Он окинул его пронзительным взглядом: спрятанные в воспаленные веки глаза без выражения, даже без цвета и тяжелые брыли белых мучнистых, похожих на жидкое тесто лоснящихся щек. Ему вдруг открылась вся его жалкая жизнь, и достойная презренья эпоха, и достойная жалости судьба ни себе ни людям не нужных, потерянных поколений. Всю эту жалкую жизнь он мог бы пересказать от родоначальника-предка до грядущих внуков и правнуков с истощенной, тоже бесцветной, но гнусно, гадко, безумно алчной душой. Он мог бы поклясться, что лавка менялы когда-то принадлежала деду или отцу, который от малоземелья покинул деревню и первоначально занимался грошовой торговлей черт знает чем, возможно, шагая с лотком по той же округе от фермы к ферме, то был земляной человек и сквалыжник, сам голодал и впроголодь держал всю семью, зато оставил нелюбимому сыну копейку. Сын корыстной, холодной женитьбой удвоил её, порасширился, осмелел и стал наживать десять гульденов там, где туговатый старик решался содрать только трешку, потом с прибавлением капитала ещё обнаглел, капитал ужасно наглости придает даже и слизняку, возвысился до ста гульденов на заклад, уверившись в том, что мудрее отца да и всех иных мудрецов, если скопили меньше, чем он, с утра до вечера сидит в промозглой нетопленной пустой конуре, остерегаясь воров, не подмазывая ради безопасности железные петли дверей, гребет свои чертовы гульдены, пряча их в железном английском шкафу с двойным хитрейшим запором, накрепко убежденный, что вся теперешняя наука, вся сила ума должны пойти на изобретение ещё более прочных шкафов и запоров, богатеет уверенно, прочно, и с каждой новой монетой мелеет, скудеет душа, а там, глядь, в душах внуков и правнуков останется пшик. После тощих отцовских харчей поотъелся, да и нет больше радостей, кроме еды и питья, так задубел и совсем пропал человек. Всей веры осталось – в одну золотую монету. В человеке, Господи, в любом человеке видит только предмет для наживы. Даже старшего сына, наследника, не пускает к себе на глаза, лишь бы на сына-то, на кровь-то свою не потратить лишнего гульдена, ну и сын, весь в отца, тая ненависть тоже ведь к корню и к крови своей, дожидается с нетерпением хищника незамедлительной, это уж у них непременно, смерти родного отца, ждет не дождется, подлец.
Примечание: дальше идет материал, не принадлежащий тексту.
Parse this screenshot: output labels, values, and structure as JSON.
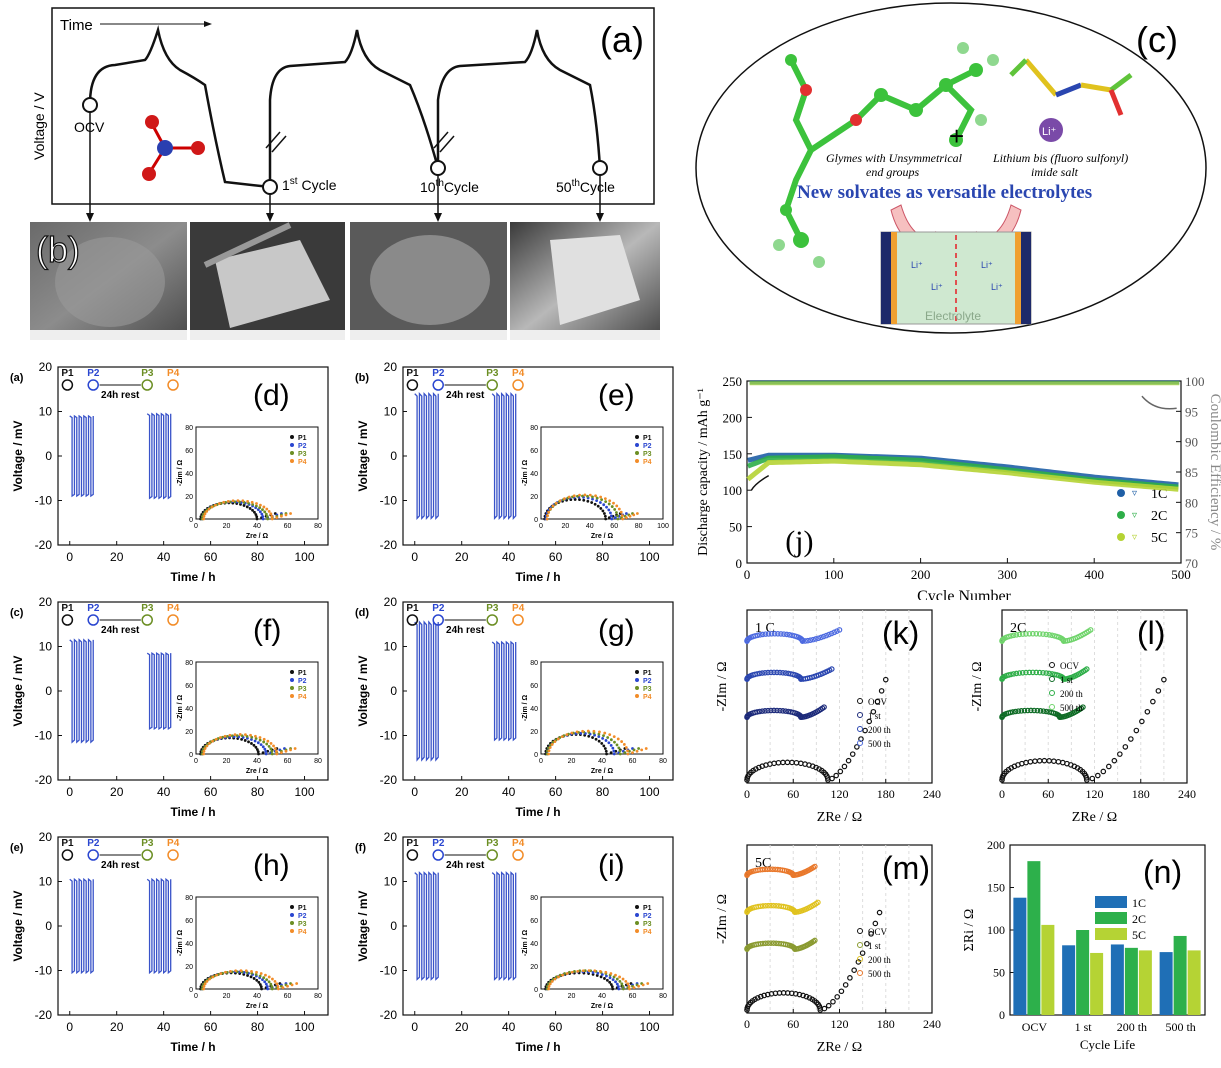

А он-то сострадания ищет, у кого? у чурки с глазами! Это ведь он понимает его, живоглота, это он его видит насквозь, да чурка-то с глазами его просто не видит. Между ними сверкают золотые круглые гульдены, двести пятьдесят процентов за одну операцию, и терпеливый процентщик следит лишь за тем, уплывут они из его рук или нет, и если пожалеет, так пожалеет только о них, когда уплывут. Впрочем, по опыту знает наверное, что от него уже некуда деться. Какое тут может быть сострадание! Кольца так кольца, тому всё равно.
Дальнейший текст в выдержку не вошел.